Remarks on nonlinear dispersive PDEs with rough dispersion management

TL;DR

This paper investigates dispersive PDEs with rough time-dependent dispersion coefficients, demonstrating that well-posedness can be preserved or even improved under minimal regularity assumptions, including phenomena akin to regularization by noise.

Contribution

It establishes that well-posedness results for dispersive PDEs extend to cases with rough modulations, and shows regularization effects for such equations, broadening the understanding of dispersive PDEs with irregular coefficients.

Findings

Well-posedness persists under minimal assumptions on modulation.

Regularization by noise leads to global well-posedness for large data.

Extension of results to critical regularities and periodic settings.

Abstract

In this work, we study the Cauchy problem for a class of dispersive PDEs where a rough time coefficient is present in front of the dispersion.
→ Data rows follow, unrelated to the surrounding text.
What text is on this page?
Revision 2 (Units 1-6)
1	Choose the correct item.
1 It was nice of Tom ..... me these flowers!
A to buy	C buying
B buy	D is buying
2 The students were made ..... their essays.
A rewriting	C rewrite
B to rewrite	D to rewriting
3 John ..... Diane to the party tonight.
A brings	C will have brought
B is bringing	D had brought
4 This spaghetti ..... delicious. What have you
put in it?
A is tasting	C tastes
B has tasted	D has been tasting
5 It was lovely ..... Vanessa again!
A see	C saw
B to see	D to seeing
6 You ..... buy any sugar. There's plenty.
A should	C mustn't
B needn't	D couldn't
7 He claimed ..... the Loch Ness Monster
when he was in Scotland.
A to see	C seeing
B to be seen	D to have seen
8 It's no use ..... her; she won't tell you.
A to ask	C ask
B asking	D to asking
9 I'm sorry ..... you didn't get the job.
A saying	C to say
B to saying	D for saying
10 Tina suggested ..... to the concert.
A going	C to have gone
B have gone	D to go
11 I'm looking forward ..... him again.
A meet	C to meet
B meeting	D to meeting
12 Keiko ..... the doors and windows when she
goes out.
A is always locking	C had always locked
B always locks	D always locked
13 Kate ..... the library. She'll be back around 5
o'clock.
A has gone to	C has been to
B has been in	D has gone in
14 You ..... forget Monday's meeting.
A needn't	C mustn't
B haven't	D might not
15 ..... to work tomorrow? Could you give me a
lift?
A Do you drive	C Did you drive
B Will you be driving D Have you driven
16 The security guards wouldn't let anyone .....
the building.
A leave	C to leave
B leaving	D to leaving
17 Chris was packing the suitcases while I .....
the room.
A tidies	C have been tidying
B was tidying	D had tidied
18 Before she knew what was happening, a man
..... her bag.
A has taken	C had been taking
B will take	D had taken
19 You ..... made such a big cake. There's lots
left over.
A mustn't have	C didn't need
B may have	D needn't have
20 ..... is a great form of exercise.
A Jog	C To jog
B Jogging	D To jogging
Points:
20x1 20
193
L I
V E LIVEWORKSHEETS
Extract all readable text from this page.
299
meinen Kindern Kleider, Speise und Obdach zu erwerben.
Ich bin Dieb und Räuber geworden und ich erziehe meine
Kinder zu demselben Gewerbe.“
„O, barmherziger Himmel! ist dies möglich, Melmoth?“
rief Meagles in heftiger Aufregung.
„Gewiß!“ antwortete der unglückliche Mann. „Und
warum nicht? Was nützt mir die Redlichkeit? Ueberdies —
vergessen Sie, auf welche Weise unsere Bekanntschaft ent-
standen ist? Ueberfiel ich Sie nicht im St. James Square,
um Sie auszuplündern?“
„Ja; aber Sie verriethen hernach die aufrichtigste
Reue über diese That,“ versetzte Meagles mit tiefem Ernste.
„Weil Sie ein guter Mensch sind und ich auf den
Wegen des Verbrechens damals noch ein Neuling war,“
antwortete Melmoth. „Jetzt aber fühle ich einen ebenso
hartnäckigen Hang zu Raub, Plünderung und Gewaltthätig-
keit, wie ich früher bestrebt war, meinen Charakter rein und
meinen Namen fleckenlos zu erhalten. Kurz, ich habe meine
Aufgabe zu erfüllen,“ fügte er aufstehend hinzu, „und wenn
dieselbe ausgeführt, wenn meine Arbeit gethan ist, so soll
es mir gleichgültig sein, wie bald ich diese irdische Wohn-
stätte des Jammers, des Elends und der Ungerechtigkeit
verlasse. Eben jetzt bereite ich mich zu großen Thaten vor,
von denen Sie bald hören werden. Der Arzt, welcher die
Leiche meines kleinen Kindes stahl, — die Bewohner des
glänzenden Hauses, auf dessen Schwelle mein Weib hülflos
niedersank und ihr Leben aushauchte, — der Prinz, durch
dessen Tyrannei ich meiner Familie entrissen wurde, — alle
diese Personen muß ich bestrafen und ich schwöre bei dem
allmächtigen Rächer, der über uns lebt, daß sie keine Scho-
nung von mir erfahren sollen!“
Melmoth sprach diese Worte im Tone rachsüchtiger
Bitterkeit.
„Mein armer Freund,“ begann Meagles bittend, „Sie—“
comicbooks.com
Under minimal assumptions on the occupation measure of this coefficient, we show that for the large class of semilinear dispersive PDEs whose well-posedness theory relies on linear estimates of Strichartz or local smoothing type, one has the same well-posedness theory with or without the modulation. We also show a regularization by noise type of phenomenon for rough modulations, namely, large data global well-posedness in the focusing mass-critical case for the modulated equation. Under rougher assumptions on the modulation, we show that one can also transfer the well-posedness theory based on multilinear Fourier analysis from the original dispersive PDE to the modulated one. In the case of the NLS equation on $\mathbb{R}^d$ and $\mathbb{T}^d$, this covers all the sub-critical and critical regularities, thus completing and extending the various results currently available in the literature. At last, in the case of the periodic Wick-ordered cubic NLS, we show an even stronger form of regularization by noise, namely well-posedness in the critical Fourier-Lebesgue space for rough modulations.